Le gouvernement britannique a récemment pris des mesures strictes concernant les visas, annonçant le 3 mars 2026 l'arrêt des visas d'étude pour des ressortissants afghans, camerounais, birmans et soudanais, ainsi que la suspension de certains visas de travail pour les Afghans. Cette décision découle d'un constat d'« abus » lié à des individus entrant dans le pays pour y demander l'asile sous couvert de ces visas.
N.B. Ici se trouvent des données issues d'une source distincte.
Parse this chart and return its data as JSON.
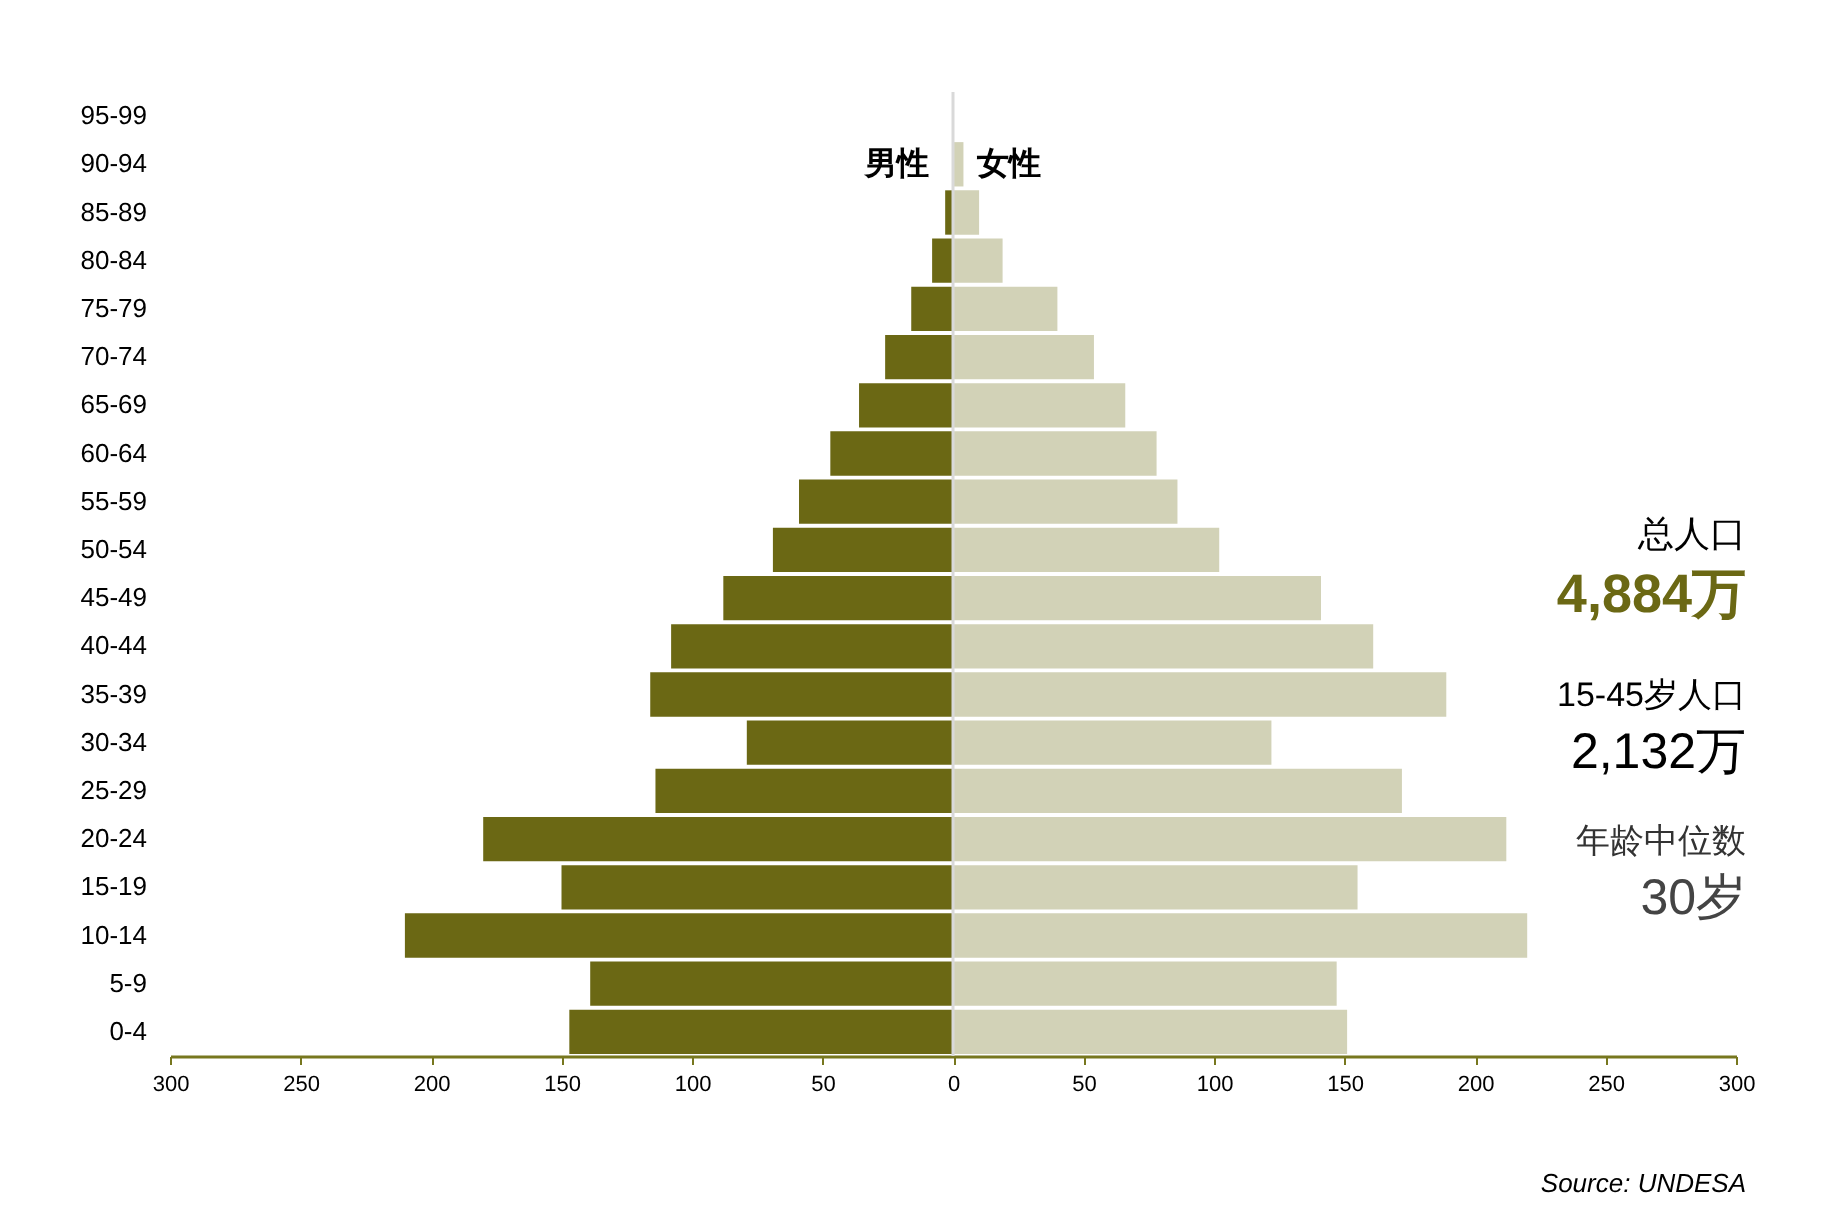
{
  "chart_data": {
    "type": "bar",
    "orientation": "horizontal",
    "stacked": true,
    "categories": [
      "95-99",
      "90-94",
      "85-89",
      "80-84",
      "75-79",
      "70-74",
      "65-69",
      "60-64",
      "55-59",
      "50-54",
      "45-49",
      "40-44",
      "35-39",
      "30-34",
      "25-29",
      "20-24",
      "15-19",
      "10-14",
      "5-9",
      "0-4"
    ],
    "series": [
      {
        "name": "男性",
        "color": "#6b6814",
        "values": [
          null,
          null,
          -3,
          -8,
          -16,
          -26,
          -36,
          -47,
          -59,
          -69,
          -88,
          -108,
          -116,
          -79,
          -114,
          -180,
          -150,
          -210,
          -139,
          -147
        ]
      },
      {
        "name": "女性",
        "color": "#d2d2b7",
        "values": [
          null,
          4,
          10,
          19,
          40,
          54,
          66,
          78,
          86,
          102,
          141,
          161,
          189,
          122,
          172,
          212,
          155,
          220,
          147,
          151
        ]
      }
    ],
    "xlim": [
      -300,
      300
    ],
    "xticks": [
      {
        "value": -300,
        "label": "300"
      },
      {
        "value": -250,
        "label": "250"
      },
      {
        "value": -200,
        "label": "200"
      },
      {
        "value": -150,
        "label": "150"
      },
      {
        "value": -100,
        "label": "100"
      },
      {
        "value": -50,
        "label": "50"
      },
      0,
      50,
      100,
      150,
      200,
      250,
      300
    ],
    "ref_lines": [
      {
        "axis": "x",
        "value": 0,
        "color": "#d9d9d9"
      }
    ],
    "annotations": [
      "总人口",
      "4,884万",
      "15-45岁人口",
      "2,132万",
      "年龄中位数",
      "30岁",
      "Source: UNDESA"
    ]
  }
}
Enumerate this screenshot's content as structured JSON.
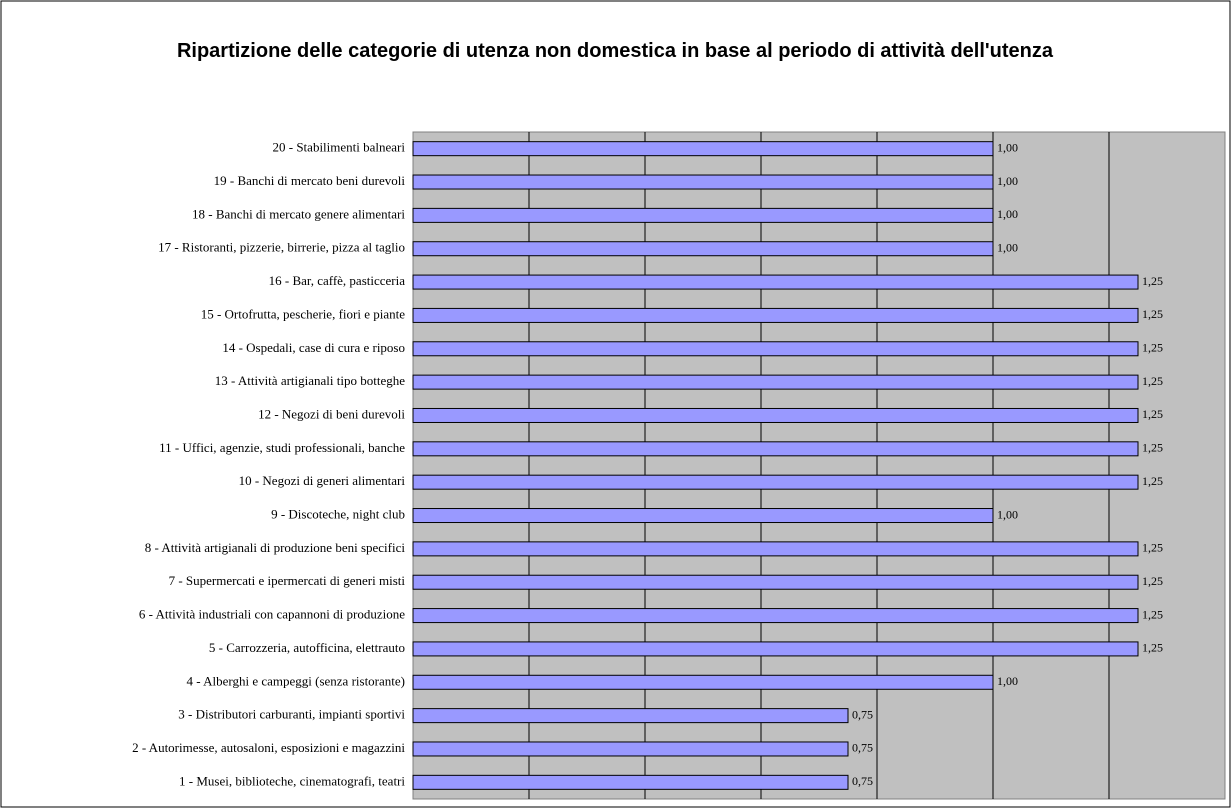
{
  "chart_data": {
    "type": "hbar",
    "title": "Ripartizione delle categorie di utenza non domestica in base al periodo di attività dell'utenza",
    "categories": [
      "1 - Musei, biblioteche, cinematografi, teatri",
      "2 - Autorimesse, autosaloni, esposizioni e magazzini",
      "3 - Distributori carburanti, impianti sportivi",
      "4 - Alberghi e campeggi (senza ristorante)",
      "5 - Carrozzeria, autofficina, elettrauto",
      "6 - Attività industriali con capannoni di produzione",
      "7 - Supermercati e ipermercati di generi misti",
      "8 - Attività artigianali di produzione beni specifici",
      "9 - Discoteche, night club",
      "10 - Negozi di generi alimentari",
      "11 - Uffici, agenzie, studi professionali, banche",
      "12 - Negozi di beni durevoli",
      "13 - Attività artigianali tipo botteghe",
      "14 - Ospedali, case di cura e riposo",
      "15 - Ortofrutta, pescherie, fiori e piante",
      "16 - Bar, caffè, pasticceria",
      "17 - Ristoranti, pizzerie, birrerie, pizza al taglio",
      "18 - Banchi di mercato genere alimentari",
      "19 - Banchi di mercato beni durevoli",
      "20 - Stabilimenti balneari"
    ],
    "values": [
      0.75,
      0.75,
      0.75,
      1,
      1.25,
      1.25,
      1.25,
      1.25,
      1,
      1.25,
      1.25,
      1.25,
      1.25,
      1.25,
      1.25,
      1.25,
      1,
      1,
      1,
      1
    ],
    "value_labels": [
      "0,75",
      "0,75",
      "0,75",
      "1,00",
      "1,25",
      "1,25",
      "1,25",
      "1,25",
      "1,00",
      "1,25",
      "1,25",
      "1,25",
      "1,25",
      "1,25",
      "1,25",
      "1,25",
      "1,00",
      "1,00",
      "1,00",
      "1,00"
    ],
    "color": "#9999ff",
    "plot_background": "#c0c0c0",
    "xlim": [
      0,
      1.4
    ],
    "xgrid": [
      0.2,
      0.4,
      0.6,
      0.8,
      1,
      1.2
    ],
    "grid": true
  }
}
Shabana Mahmood, ministre de l'Intérieur, a déclaré dans un communiqué du Home Office : « Notre système de visas ne doit pas faire l'objet d'abus. C'est pourquoi je prends la décision sans précédent de refuser les visas aux ressortissants qui cherchent à exploiter notre générosité. » La mise en œuvre de cette mesure est prévue pour le 26 mars 2026.
Cette annonce s'inscrit dans le cadre d'une stratégie plus large du gouvernement travailliste, dirigé par Keir Starmer, qui s'engage à réduire l'immigration, tant légale qu'illégale. Face à une montée en puissance du parti anti-immigration Reform UK, les demandes d’asile ont atteint un niveau alarmant en 2024, culminant à 108 138 avant de légèrement redescendre à 100 625 en 2025.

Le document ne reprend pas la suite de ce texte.